Republican Rep. Peggy Bennett of Albert Lea said the legislation makes sense. Bennett, a teacher, said she thinks her school colleagues will be comfortable with the layoff policy changes.
"This is not about picking on teachers," she said. "We have awesome teachers. I know many, many good teachers in my district and outside of my district. What this bill does is that in the unfortunate event of a layoff, it allows us to keep the best teachers."
Business groups, including the Minnesota Chamber of Commerce, support the bill. The state teacher's union, Education Minnesota, opposes it, as do most Democrats in the state Legislature.
DFL Rep.

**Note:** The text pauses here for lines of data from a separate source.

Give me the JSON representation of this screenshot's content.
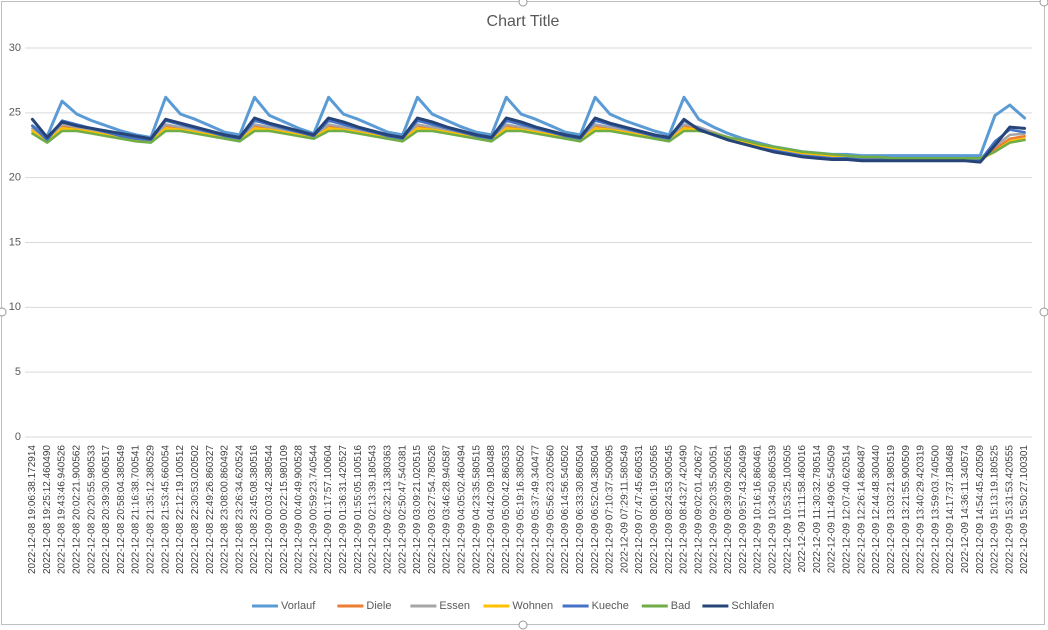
{
  "chart_data": {
    "type": "line",
    "title": "Chart Title",
    "categories": [
      "2022-12-08 19:06:38.172914",
      "2022-12-08 19:25:12.460490",
      "2022-12-08 19:43:46.940526",
      "2022-12-08 20:02:21.900562",
      "2022-12-08 20:20:55.980533",
      "2022-12-08 20:39:30.060517",
      "2022-12-08 20:58:04.380549",
      "2022-12-08 21:16:38.700541",
      "2022-12-08 21:35:12.380529",
      "2022-12-08 21:53:45.660054",
      "2022-12-08 22:12:19.100512",
      "2022-12-08 22:30:53.020502",
      "2022-12-08 22:49:26.860327",
      "2022-12-08 23:08:00.860492",
      "2022-12-08 23:26:34.620524",
      "2022-12-08 23:45:08.380516",
      "2022-12-09 00:03:42.380544",
      "2022-12-09 00:22:15.980109",
      "2022-12-09 00:40:49.900528",
      "2022-12-09 00:59:23.740544",
      "2022-12-09 01:17:57.100604",
      "2022-12-09 01:36:31.420527",
      "2022-12-09 01:55:05.100516",
      "2022-12-09 02:13:39.180543",
      "2022-12-09 02:32:13.380363",
      "2022-12-09 02:50:47.540381",
      "2022-12-09 03:09:21.020515",
      "2022-12-09 03:27:54.780526",
      "2022-12-09 03:46:28.940587",
      "2022-12-09 04:05:02.460494",
      "2022-12-09 04:23:35.580515",
      "2022-12-09 04:42:09.180488",
      "2022-12-09 05:00:42.860353",
      "2022-12-09 05:19:16.380502",
      "2022-12-09 05:37:49.340477",
      "2022-12-09 05:56:23.020560",
      "2022-12-09 06:14:56.540502",
      "2022-12-09 06:33:30.860504",
      "2022-12-09 06:52:04.380504",
      "2022-12-09 07:10:37.500095",
      "2022-12-09 07:29:11.580549",
      "2022-12-09 07:47:45.660531",
      "2022-12-09 08:06:19.500565",
      "2022-12-09 08:24:53.900545",
      "2022-12-09 08:43:27.420490",
      "2022-12-09 09:02:01.420627",
      "2022-12-09 09:20:35.500051",
      "2022-12-09 09:39:09.260561",
      "2022-12-09 09:57:43.260499",
      "2022-12-09 10:16:16.860461",
      "2022-12-09 10:34:50.860539",
      "2022-12-09 10:53:25.100505",
      "2022-12-09 11:11:58.460016",
      "2022-12-09 11:30:32.780514",
      "2022-12-09 11:49:06.540509",
      "2022-12-09 12:07:40.620514",
      "2022-12-09 12:26:14.860487",
      "2022-12-09 12:44:48.300440",
      "2022-12-09 13:03:21.980519",
      "2022-12-09 13:21:55.900509",
      "2022-12-09 13:40:29.420319",
      "2022-12-09 13:59:03.740500",
      "2022-12-09 14:17:37.180468",
      "2022-12-09 14:36:11.340574",
      "2022-12-09 14:54:45.420509",
      "2022-12-09 15:13:19.180525",
      "2022-12-09 15:31:53.420555",
      "2022-12-09 15:50:27.100301"
    ],
    "series": [
      {
        "name": "Vorlauf",
        "color": "#5b9bd5",
        "values": [
          24.0,
          23.2,
          25.9,
          24.9,
          24.4,
          24.0,
          23.6,
          23.3,
          23.1,
          26.2,
          24.9,
          24.5,
          24.0,
          23.5,
          23.3,
          26.2,
          24.8,
          24.3,
          23.8,
          23.4,
          26.2,
          24.9,
          24.5,
          24.0,
          23.5,
          23.3,
          26.2,
          24.9,
          24.4,
          23.9,
          23.5,
          23.3,
          26.2,
          24.9,
          24.5,
          24.0,
          23.5,
          23.3,
          26.2,
          24.9,
          24.4,
          24.0,
          23.6,
          23.3,
          26.2,
          24.5,
          23.9,
          23.4,
          23.0,
          22.7,
          22.4,
          22.2,
          22.0,
          21.9,
          21.8,
          21.8,
          21.7,
          21.7,
          21.7,
          21.7,
          21.7,
          21.7,
          21.7,
          21.7,
          21.7,
          24.8,
          25.6,
          24.6
        ]
      },
      {
        "name": "Diele",
        "color": "#ed7d31",
        "values": [
          23.6,
          22.8,
          24.0,
          23.8,
          23.6,
          23.4,
          23.1,
          22.9,
          22.8,
          24.0,
          23.8,
          23.6,
          23.4,
          23.1,
          22.9,
          24.0,
          23.8,
          23.6,
          23.4,
          23.1,
          24.0,
          23.8,
          23.6,
          23.4,
          23.1,
          22.9,
          24.0,
          23.8,
          23.6,
          23.4,
          23.1,
          22.9,
          24.0,
          23.8,
          23.6,
          23.4,
          23.1,
          22.9,
          24.0,
          23.8,
          23.6,
          23.4,
          23.1,
          22.9,
          24.0,
          23.8,
          23.5,
          23.1,
          22.8,
          22.5,
          22.3,
          22.1,
          21.9,
          21.8,
          21.7,
          21.6,
          21.6,
          21.5,
          21.5,
          21.5,
          21.5,
          21.5,
          21.5,
          21.5,
          21.4,
          22.2,
          23.0,
          23.2
        ]
      },
      {
        "name": "Essen",
        "color": "#a5a5a5",
        "values": [
          23.8,
          22.9,
          24.1,
          23.9,
          23.7,
          23.5,
          23.2,
          23.0,
          22.9,
          24.1,
          23.9,
          23.7,
          23.5,
          23.2,
          23.0,
          24.1,
          23.9,
          23.7,
          23.5,
          23.2,
          24.1,
          23.9,
          23.7,
          23.5,
          23.2,
          23.0,
          24.1,
          23.9,
          23.7,
          23.5,
          23.2,
          23.0,
          24.1,
          23.9,
          23.7,
          23.5,
          23.2,
          23.0,
          24.1,
          23.9,
          23.7,
          23.5,
          23.2,
          23.0,
          24.1,
          23.9,
          23.5,
          23.1,
          22.8,
          22.5,
          22.3,
          22.1,
          21.9,
          21.8,
          21.7,
          21.6,
          21.6,
          21.5,
          21.5,
          21.5,
          21.5,
          21.5,
          21.5,
          21.5,
          21.5,
          22.4,
          23.3,
          23.4
        ]
      },
      {
        "name": "Wohnen",
        "color": "#ffc000",
        "values": [
          23.6,
          22.8,
          23.8,
          23.7,
          23.5,
          23.3,
          23.1,
          22.9,
          22.8,
          23.8,
          23.7,
          23.5,
          23.3,
          23.1,
          22.9,
          23.8,
          23.7,
          23.5,
          23.3,
          23.1,
          23.8,
          23.7,
          23.5,
          23.3,
          23.1,
          22.9,
          23.8,
          23.7,
          23.5,
          23.3,
          23.1,
          22.9,
          23.8,
          23.7,
          23.5,
          23.3,
          23.1,
          22.9,
          23.8,
          23.7,
          23.5,
          23.3,
          23.1,
          22.9,
          23.8,
          23.7,
          23.4,
          23.1,
          22.8,
          22.5,
          22.3,
          22.1,
          21.9,
          21.8,
          21.7,
          21.6,
          21.6,
          21.5,
          21.5,
          21.5,
          21.5,
          21.5,
          21.5,
          21.5,
          21.4,
          22.0,
          22.8,
          23.0
        ]
      },
      {
        "name": "Kueche",
        "color": "#4472c4",
        "values": [
          24.0,
          22.9,
          24.4,
          24.1,
          23.8,
          23.5,
          23.2,
          23.0,
          22.9,
          24.4,
          24.1,
          23.8,
          23.5,
          23.2,
          23.0,
          24.4,
          24.1,
          23.8,
          23.5,
          23.2,
          24.4,
          24.1,
          23.8,
          23.5,
          23.2,
          23.0,
          24.4,
          24.1,
          23.8,
          23.5,
          23.2,
          23.0,
          24.4,
          24.1,
          23.8,
          23.5,
          23.2,
          23.0,
          24.4,
          24.1,
          23.8,
          23.5,
          23.2,
          23.0,
          24.4,
          23.8,
          23.3,
          22.9,
          22.6,
          22.3,
          22.1,
          21.9,
          21.7,
          21.6,
          21.5,
          21.5,
          21.4,
          21.4,
          21.4,
          21.4,
          21.4,
          21.4,
          21.4,
          21.4,
          21.3,
          22.8,
          23.7,
          23.5
        ]
      },
      {
        "name": "Bad",
        "color": "#70ad47",
        "values": [
          23.4,
          22.7,
          23.6,
          23.6,
          23.4,
          23.2,
          23.0,
          22.8,
          22.7,
          23.6,
          23.6,
          23.4,
          23.2,
          23.0,
          22.8,
          23.6,
          23.6,
          23.4,
          23.2,
          23.0,
          23.6,
          23.6,
          23.4,
          23.2,
          23.0,
          22.8,
          23.6,
          23.6,
          23.4,
          23.2,
          23.0,
          22.8,
          23.6,
          23.6,
          23.4,
          23.2,
          23.0,
          22.8,
          23.6,
          23.6,
          23.4,
          23.2,
          23.0,
          22.8,
          23.6,
          23.6,
          23.4,
          23.1,
          22.9,
          22.6,
          22.4,
          22.2,
          22.0,
          21.9,
          21.8,
          21.7,
          21.6,
          21.6,
          21.5,
          21.5,
          21.5,
          21.5,
          21.5,
          21.5,
          21.5,
          22.0,
          22.7,
          22.9
        ]
      },
      {
        "name": "Schlafen",
        "color": "#264478",
        "values": [
          24.5,
          23.1,
          24.3,
          24.0,
          23.8,
          23.6,
          23.4,
          23.2,
          23.0,
          24.5,
          24.2,
          23.9,
          23.6,
          23.3,
          23.1,
          24.6,
          24.2,
          23.9,
          23.6,
          23.3,
          24.6,
          24.3,
          23.9,
          23.6,
          23.3,
          23.1,
          24.6,
          24.3,
          23.9,
          23.6,
          23.3,
          23.1,
          24.6,
          24.3,
          23.9,
          23.6,
          23.3,
          23.1,
          24.6,
          24.2,
          23.9,
          23.6,
          23.3,
          23.1,
          24.5,
          23.7,
          23.3,
          22.9,
          22.6,
          22.3,
          22.0,
          21.8,
          21.6,
          21.5,
          21.4,
          21.4,
          21.3,
          21.3,
          21.3,
          21.3,
          21.3,
          21.3,
          21.3,
          21.3,
          21.2,
          22.5,
          23.9,
          23.8
        ]
      }
    ],
    "ylim": [
      0,
      30
    ],
    "yticks": [
      0,
      5,
      10,
      15,
      20,
      25,
      30
    ],
    "grid": true,
    "legend": "bottom"
  }
}
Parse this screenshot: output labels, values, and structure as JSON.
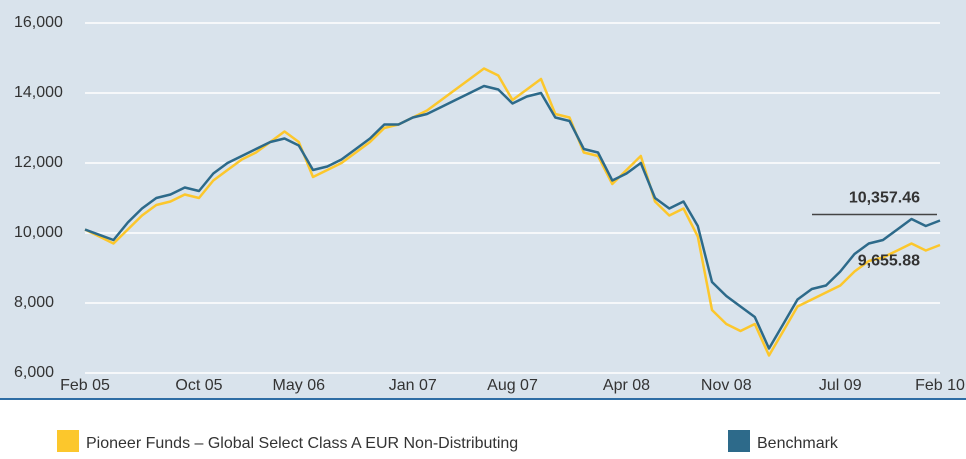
{
  "chart_data": {
    "type": "line",
    "categories": [
      "Feb 05",
      null,
      null,
      null,
      null,
      null,
      null,
      null,
      "Oct 05",
      null,
      null,
      null,
      null,
      null,
      null,
      "May 06",
      null,
      null,
      null,
      null,
      null,
      null,
      null,
      "Jan 07",
      null,
      null,
      null,
      null,
      null,
      null,
      "Aug 07",
      null,
      null,
      null,
      null,
      null,
      null,
      null,
      "Apr 08",
      null,
      null,
      null,
      null,
      null,
      null,
      "Nov 08",
      null,
      null,
      null,
      null,
      null,
      null,
      null,
      "Jul 09",
      null,
      null,
      null,
      null,
      null,
      null,
      "Feb 10"
    ],
    "series": [
      {
        "name": "Pioneer Funds – Global Select Class A EUR Non-Distributing",
        "color": "#fcc72c",
        "values": [
          10100,
          9900,
          9700,
          10100,
          10500,
          10800,
          10900,
          11100,
          11000,
          11500,
          11800,
          12100,
          12300,
          12600,
          12900,
          12600,
          11600,
          11800,
          12000,
          12300,
          12600,
          13000,
          13100,
          13300,
          13500,
          13800,
          14100,
          14400,
          14700,
          14500,
          13800,
          14100,
          14400,
          13400,
          13300,
          12300,
          12200,
          11400,
          11800,
          12200,
          10900,
          10500,
          10700,
          9900,
          7800,
          7400,
          7200,
          7400,
          6500,
          7200,
          7900,
          8100,
          8300,
          8500,
          8900,
          9200,
          9300,
          9500,
          9700,
          9500,
          9655.88
        ],
        "value_labels": [
          null,
          null,
          null,
          null,
          null,
          null,
          null,
          null,
          null,
          null,
          null,
          null,
          null,
          null,
          null,
          null,
          null,
          null,
          null,
          null,
          null,
          null,
          null,
          null,
          null,
          null,
          null,
          null,
          null,
          null,
          null,
          null,
          null,
          null,
          null,
          null,
          null,
          null,
          null,
          null,
          null,
          null,
          null,
          null,
          null,
          null,
          null,
          null,
          null,
          null,
          null,
          null,
          null,
          null,
          null,
          null,
          null,
          null,
          null,
          null,
          "9,655.88"
        ]
      },
      {
        "name": "Benchmark",
        "color": "#2d6a8a",
        "values": [
          10100,
          9950,
          9800,
          10300,
          10700,
          11000,
          11100,
          11300,
          11200,
          11700,
          12000,
          12200,
          12400,
          12600,
          12700,
          12500,
          11800,
          11900,
          12100,
          12400,
          12700,
          13100,
          13100,
          13300,
          13400,
          13600,
          13800,
          14000,
          14200,
          14100,
          13700,
          13900,
          14000,
          13300,
          13200,
          12400,
          12300,
          11500,
          11700,
          12000,
          11000,
          10700,
          10900,
          10200,
          8600,
          8200,
          7900,
          7600,
          6700,
          7400,
          8100,
          8400,
          8500,
          8900,
          9400,
          9700,
          9800,
          10100,
          10400,
          10200,
          10357.46
        ],
        "value_labels": [
          null,
          null,
          null,
          null,
          null,
          null,
          null,
          null,
          null,
          null,
          null,
          null,
          null,
          null,
          null,
          null,
          null,
          null,
          null,
          null,
          null,
          null,
          null,
          null,
          null,
          null,
          null,
          null,
          null,
          null,
          null,
          null,
          null,
          null,
          null,
          null,
          null,
          null,
          null,
          null,
          null,
          null,
          null,
          null,
          null,
          null,
          null,
          null,
          null,
          null,
          null,
          null,
          null,
          null,
          null,
          null,
          null,
          null,
          null,
          null,
          "10,357.46"
        ]
      }
    ],
    "ylim": [
      6000,
      16000
    ],
    "yticks": [
      {
        "value": 6000,
        "label": "6,000"
      },
      {
        "value": 8000,
        "label": "8,000"
      },
      {
        "value": 10000,
        "label": "10,000"
      },
      {
        "value": 12000,
        "label": "12,000"
      },
      {
        "value": 14000,
        "label": "14,000"
      },
      {
        "value": 16000,
        "label": "16,000"
      }
    ],
    "grid": true
  }
}
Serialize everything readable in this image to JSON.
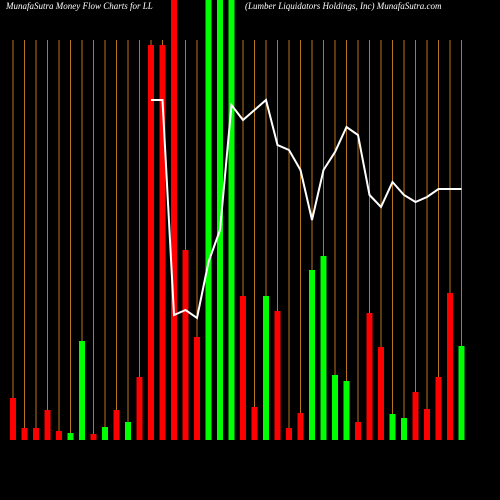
{
  "chart_data": {
    "type": "bar",
    "title": "MunafaSutra  Money Flow  Charts for LL",
    "subtitle": "(Lumber Liquidators Holdings, Inc) MunafaSutra.com",
    "values": [
      42,
      12,
      12,
      30,
      9,
      7,
      99,
      6,
      13,
      30,
      18,
      63,
      395,
      395,
      440,
      190,
      103,
      440,
      440,
      440,
      144,
      33,
      144,
      129,
      12,
      27,
      170,
      184,
      65,
      59,
      18,
      127,
      93,
      26,
      22,
      48,
      31,
      63,
      147,
      94
    ],
    "bar_colors": [
      "#ff0000",
      "#ff0000",
      "#ff0000",
      "#ff0000",
      "#ff0000",
      "#00ff00",
      "#00ff00",
      "#ff0000",
      "#00ff00",
      "#ff0000",
      "#00ff00",
      "#ff0000",
      "#ff0000",
      "#ff0000",
      "#ff0000",
      "#ff0000",
      "#ff0000",
      "#00ff00",
      "#00ff00",
      "#00ff00",
      "#ff0000",
      "#ff0000",
      "#00ff00",
      "#ff0000",
      "#ff0000",
      "#ff0000",
      "#00ff00",
      "#00ff00",
      "#00ff00",
      "#00ff00",
      "#ff0000",
      "#ff0000",
      "#ff0000",
      "#00ff00",
      "#00ff00",
      "#ff0000",
      "#ff0000",
      "#ff0000",
      "#ff0000",
      "#00ff00"
    ],
    "line_values": [
      null,
      null,
      null,
      null,
      null,
      null,
      null,
      null,
      null,
      null,
      null,
      null,
      340,
      340,
      125,
      130,
      122,
      178,
      210,
      335,
      320,
      330,
      340,
      295,
      290,
      270,
      220,
      270,
      288,
      313,
      305,
      245,
      233,
      258,
      245,
      238,
      243,
      251,
      251,
      251
    ],
    "line_color": "#ffffff",
    "grid_color": "#b8741a",
    "ylim": [
      0,
      440
    ]
  }
}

Jim Davnie of Minneapolis, who is also a teacher, warned that the bill will result in unhealthy competition among educators.
"It turns that collaborative culture on its head and says look out for yourself, look out for number one and don't look out for your kids. Don't look out for the other students in your school by sharing and collaborating and working with your fellow staff," he said.
Gov. Mark Dayton vetoed a similar teacher layoff bill in 2012. He said this week that he'll wait to see what develops with the legislation this session before making a judgment. Still, the Democratic governor said Republicans are focusing on the wrong education issue.
"Less than 2 percent of Minnesota teachers are laid off in the last five years, even during the recession and the cutbacks in funding," Dayton said. "Meanwhile, a third of the teachers leave the profession in less than five years. So, the real issue we have in terms of the quality of education for our kids is about recruiting and retaining good teachers."
Democrats in the Minnesota Senate are also resistant to the proposed seniority changes, even though DFL Sen. Terri Bonoff of Minnetonka is pushing a bill there. Bonoff said she'll get a committee hearing next week.
"Do I think that I've got the votes to get that bill off the Senate floor? No, I don't think I do," Bonoff said.
But even without Senate passage, Bonoff said the House action will keep the issue alive for end-of-session negotiations. She said she remains optimistic.
"I think that it won't be an easy path. But it is my belief that when we adjourn ... that this provision will be part of the final deal," Bonoff said.
DFL Sen. Majority Leader Tom Bakk of Cook said it's wrong for the Legislature to get involved in the collective bargaining process. Still, Bakk anticipates the full Senate will take a vote on the issue sometime this session, probably as a floor amendment to another bill.